If a function is continuous at a point \(z\), we can define its complex derivative as \[f'(z) = \frac{df}{dz} = \lim_{\delta z\rightarrow 0} \frac{f(z+\delta z) - f(z)}{\delta z}.\] This is very similar to the definition of the derivative for a function of a real variable (see Chapter 1). However, there’s a complication which doesn’t appear in the real case: the infinitesimal \(\delta z\) is a complex number, not just a real number, yet the above definition does not specify the argument of \(\delta z\). The choice of the argument of \(\delta z\) is equivalent to the direction in the complex plane in which \(\delta z\) points, as shown in the following figure:
In principle, we might get different results from the above formula when we plug in different infinitesimals \(\delta z\), even in the limit where \(\delta z \rightarrow 0\) and even though \(f(z)\) is continuous.
Example \(\PageIndex{1}\)
Consider the function \(f(z) = z^*\). According to the formula for the complex derivative, \[\lim_{\delta z \rightarrow0} \frac{f(z+\delta z) - f(z)}{\delta z} = \lim_{\delta z \rightarrow0} \frac{z^*+\delta z^* - z^*}{\delta z} = \lim_{\delta z \rightarrow0} \frac{\delta z^*}{\delta z}.\] But if we plug in a real \(\delta z\), we get a different result than if we plug in an imaginary \(\delta z\): \[\begin{align} \delta z \in \mathbb{R} \;\; &\Rightarrow \frac{\delta z^*}{\delta z} = 1.\\ \delta z \in i \cdot \mathbb{R} &\Rightarrow \frac{\delta z^*}{\delta z} = -1.\end{align}\]

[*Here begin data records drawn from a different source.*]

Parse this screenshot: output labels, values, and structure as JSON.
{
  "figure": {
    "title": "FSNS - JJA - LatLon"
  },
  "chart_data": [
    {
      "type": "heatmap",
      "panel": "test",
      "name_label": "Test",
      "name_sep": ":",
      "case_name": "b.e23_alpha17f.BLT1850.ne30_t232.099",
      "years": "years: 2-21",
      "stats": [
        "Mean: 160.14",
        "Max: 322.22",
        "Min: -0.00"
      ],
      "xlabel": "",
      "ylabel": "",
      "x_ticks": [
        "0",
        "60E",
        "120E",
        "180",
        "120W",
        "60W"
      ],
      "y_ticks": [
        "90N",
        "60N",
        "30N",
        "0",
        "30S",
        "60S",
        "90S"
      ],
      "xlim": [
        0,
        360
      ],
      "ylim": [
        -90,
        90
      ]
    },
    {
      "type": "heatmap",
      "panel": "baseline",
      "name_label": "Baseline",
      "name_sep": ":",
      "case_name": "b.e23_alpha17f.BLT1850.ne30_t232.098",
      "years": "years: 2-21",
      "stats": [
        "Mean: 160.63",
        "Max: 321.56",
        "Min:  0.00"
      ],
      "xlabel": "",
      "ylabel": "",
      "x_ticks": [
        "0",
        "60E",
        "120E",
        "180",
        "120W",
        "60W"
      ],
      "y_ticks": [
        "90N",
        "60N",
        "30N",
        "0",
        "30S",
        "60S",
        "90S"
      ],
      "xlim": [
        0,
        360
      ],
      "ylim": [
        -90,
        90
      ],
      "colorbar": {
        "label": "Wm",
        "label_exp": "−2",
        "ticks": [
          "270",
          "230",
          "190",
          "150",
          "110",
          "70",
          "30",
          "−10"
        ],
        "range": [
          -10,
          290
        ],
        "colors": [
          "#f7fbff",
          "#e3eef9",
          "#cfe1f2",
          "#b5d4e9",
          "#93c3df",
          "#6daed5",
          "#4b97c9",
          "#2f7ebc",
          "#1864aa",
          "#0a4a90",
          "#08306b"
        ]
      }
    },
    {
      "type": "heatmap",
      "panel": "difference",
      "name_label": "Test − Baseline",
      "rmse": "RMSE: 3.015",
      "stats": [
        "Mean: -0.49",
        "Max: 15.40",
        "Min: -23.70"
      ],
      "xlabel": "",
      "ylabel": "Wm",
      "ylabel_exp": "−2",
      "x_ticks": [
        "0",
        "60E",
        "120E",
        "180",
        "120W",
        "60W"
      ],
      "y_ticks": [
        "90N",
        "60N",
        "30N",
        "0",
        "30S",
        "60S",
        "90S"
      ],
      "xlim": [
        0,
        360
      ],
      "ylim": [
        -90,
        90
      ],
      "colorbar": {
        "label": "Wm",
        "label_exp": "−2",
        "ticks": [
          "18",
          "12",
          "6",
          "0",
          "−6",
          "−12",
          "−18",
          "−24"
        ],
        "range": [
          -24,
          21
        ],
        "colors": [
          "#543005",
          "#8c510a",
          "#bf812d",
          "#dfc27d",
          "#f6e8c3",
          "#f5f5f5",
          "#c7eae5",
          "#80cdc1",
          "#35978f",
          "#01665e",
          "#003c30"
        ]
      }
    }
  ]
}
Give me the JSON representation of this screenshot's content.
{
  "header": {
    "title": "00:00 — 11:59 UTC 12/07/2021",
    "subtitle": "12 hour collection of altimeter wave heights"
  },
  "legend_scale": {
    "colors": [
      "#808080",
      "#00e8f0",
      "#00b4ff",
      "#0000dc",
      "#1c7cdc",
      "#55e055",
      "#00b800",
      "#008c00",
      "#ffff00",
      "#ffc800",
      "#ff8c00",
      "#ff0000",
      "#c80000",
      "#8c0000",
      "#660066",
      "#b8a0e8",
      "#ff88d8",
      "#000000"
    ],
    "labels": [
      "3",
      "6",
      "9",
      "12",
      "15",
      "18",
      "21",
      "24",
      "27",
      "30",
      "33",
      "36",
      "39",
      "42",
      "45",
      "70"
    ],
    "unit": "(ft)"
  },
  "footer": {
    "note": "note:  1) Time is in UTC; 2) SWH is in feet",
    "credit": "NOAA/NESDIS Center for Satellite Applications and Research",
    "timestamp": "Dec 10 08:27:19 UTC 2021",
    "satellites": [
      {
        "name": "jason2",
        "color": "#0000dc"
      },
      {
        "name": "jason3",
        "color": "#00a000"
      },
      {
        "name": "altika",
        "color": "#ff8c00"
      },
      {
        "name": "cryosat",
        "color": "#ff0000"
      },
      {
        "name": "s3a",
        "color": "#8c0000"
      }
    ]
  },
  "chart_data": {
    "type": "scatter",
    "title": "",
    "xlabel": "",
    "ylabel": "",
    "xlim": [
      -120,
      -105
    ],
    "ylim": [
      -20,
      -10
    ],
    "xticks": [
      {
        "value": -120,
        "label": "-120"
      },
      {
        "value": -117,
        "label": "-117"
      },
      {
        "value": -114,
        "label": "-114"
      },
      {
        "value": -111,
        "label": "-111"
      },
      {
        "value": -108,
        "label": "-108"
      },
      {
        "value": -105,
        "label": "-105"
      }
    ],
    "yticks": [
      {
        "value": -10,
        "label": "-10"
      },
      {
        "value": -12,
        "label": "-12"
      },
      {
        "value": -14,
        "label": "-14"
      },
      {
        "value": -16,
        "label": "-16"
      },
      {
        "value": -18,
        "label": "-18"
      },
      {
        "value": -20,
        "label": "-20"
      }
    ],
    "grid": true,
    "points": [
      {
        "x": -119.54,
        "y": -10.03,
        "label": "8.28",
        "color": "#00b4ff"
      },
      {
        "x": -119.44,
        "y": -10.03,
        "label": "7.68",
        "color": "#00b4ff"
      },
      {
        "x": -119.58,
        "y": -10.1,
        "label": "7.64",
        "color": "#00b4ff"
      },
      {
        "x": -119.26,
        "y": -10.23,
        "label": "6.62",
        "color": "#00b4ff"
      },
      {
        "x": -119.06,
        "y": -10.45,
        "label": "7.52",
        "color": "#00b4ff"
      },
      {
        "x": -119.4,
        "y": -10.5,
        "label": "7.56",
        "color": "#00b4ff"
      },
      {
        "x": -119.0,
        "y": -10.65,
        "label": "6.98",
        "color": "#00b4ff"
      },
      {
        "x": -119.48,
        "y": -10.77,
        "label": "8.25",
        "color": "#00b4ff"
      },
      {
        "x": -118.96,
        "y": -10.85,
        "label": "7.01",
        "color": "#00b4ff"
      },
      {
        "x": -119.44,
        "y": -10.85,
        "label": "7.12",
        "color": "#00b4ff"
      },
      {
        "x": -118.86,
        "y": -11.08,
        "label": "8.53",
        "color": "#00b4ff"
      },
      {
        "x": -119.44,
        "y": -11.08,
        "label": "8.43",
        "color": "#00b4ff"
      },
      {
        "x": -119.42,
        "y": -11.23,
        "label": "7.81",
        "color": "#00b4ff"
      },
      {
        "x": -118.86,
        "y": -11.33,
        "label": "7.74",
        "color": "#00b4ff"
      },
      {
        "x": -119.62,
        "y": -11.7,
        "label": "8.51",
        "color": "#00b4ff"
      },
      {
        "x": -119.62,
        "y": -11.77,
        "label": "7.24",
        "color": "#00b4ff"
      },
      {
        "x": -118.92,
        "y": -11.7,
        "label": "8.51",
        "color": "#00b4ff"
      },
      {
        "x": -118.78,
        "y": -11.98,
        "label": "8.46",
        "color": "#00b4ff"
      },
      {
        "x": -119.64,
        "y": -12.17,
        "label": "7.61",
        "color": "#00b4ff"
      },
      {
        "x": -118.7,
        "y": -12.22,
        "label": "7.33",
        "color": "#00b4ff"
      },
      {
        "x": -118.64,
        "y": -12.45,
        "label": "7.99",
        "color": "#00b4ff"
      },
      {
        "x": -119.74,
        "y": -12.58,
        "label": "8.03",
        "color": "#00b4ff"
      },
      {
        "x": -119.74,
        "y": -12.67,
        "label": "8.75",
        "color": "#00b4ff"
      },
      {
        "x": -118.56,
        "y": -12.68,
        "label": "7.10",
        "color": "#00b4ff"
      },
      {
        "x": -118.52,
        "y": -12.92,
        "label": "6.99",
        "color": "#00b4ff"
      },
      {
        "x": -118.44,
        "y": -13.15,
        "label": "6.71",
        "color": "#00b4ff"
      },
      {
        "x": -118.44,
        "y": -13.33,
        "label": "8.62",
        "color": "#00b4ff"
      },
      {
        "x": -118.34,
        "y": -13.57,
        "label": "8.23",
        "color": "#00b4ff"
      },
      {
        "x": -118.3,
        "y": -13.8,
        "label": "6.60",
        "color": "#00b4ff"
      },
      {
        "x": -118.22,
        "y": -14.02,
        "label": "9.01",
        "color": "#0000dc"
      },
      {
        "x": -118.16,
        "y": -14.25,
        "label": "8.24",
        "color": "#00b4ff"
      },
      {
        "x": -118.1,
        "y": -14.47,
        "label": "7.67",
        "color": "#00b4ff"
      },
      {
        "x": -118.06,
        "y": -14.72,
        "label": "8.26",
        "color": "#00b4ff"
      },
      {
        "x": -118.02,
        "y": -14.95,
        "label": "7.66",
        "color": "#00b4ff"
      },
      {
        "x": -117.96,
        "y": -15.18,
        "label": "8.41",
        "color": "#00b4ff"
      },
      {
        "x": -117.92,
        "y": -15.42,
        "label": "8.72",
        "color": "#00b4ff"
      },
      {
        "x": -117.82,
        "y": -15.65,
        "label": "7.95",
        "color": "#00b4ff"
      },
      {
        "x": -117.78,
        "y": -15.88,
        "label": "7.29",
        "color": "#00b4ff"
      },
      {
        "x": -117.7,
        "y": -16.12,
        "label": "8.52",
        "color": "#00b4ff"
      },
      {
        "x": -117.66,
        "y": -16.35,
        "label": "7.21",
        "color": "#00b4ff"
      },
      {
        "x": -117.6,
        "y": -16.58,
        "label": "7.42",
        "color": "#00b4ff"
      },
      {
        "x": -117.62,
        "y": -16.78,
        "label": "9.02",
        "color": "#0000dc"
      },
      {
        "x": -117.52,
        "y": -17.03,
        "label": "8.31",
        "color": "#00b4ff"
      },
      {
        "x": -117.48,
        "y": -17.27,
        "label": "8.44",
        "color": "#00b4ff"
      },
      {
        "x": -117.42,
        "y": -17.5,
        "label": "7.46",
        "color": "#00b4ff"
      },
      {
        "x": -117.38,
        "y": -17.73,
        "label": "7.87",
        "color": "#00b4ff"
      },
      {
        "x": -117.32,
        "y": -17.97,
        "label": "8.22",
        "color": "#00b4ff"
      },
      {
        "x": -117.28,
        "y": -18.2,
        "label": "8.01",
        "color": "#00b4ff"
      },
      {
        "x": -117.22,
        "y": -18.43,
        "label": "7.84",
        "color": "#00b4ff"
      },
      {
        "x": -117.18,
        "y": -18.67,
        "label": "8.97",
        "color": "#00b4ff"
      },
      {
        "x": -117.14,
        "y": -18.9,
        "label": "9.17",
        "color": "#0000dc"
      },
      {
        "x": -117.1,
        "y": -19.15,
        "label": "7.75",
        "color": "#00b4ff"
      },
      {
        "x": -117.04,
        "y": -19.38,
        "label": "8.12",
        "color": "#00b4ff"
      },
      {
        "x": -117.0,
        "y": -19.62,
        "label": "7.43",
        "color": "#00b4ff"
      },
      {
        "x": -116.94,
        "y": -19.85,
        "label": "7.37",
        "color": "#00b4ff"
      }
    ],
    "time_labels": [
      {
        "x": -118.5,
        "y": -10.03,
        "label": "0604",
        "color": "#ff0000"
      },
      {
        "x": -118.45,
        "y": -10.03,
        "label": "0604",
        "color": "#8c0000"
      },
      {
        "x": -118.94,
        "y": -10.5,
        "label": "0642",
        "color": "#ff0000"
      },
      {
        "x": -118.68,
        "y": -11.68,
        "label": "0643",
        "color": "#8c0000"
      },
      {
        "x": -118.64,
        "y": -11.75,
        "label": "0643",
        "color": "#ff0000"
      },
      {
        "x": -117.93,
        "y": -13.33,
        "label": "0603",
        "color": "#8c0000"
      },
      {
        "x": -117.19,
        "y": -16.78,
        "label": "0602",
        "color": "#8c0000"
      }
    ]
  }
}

We can deal with this complication by regarding the complex derivative as well-defined only if the above definition gives the same answer regardless of the argument of \(\delta z\). If a function satisfies this property at a point \(z\), we say that the function is complex-differentiable at \(z\).
The preceding example showed that \(f(z) = z^*\) is not complex-differentiable for any \(z \in \mathbb{C}\). On the other hand, the following example shows that the function \(f(z) = z\) is complex-differentiable for all \(z \in \mathbb{C}\):
Example \(\PageIndex{2}\)
The function \(f(z) = z\) is complex differentiable for any \(z \in \mathbb{C}\), since \[\lim_{\delta z \rightarrow0} \frac{f(z+\delta z) - f(z)}{\delta z} = \lim_{\delta z \rightarrow0} \frac{z+\delta z - z}{\delta z} = \lim_{\delta z \rightarrow0} \frac{\delta z}{\delta z} = 1.\] The reason the result doesn’t depend on the argument of \(\delta z\) is that the derivative formula simplifies to the fraction \(\delta z / \delta z\), which is equal to 1 for any \(|\delta z| > 0\). Note that we simplify the fraction to 1 before taking the limit \(\delta z \rightarrow 0\). We can’t take the limit first, because \(0/0\) is undefined.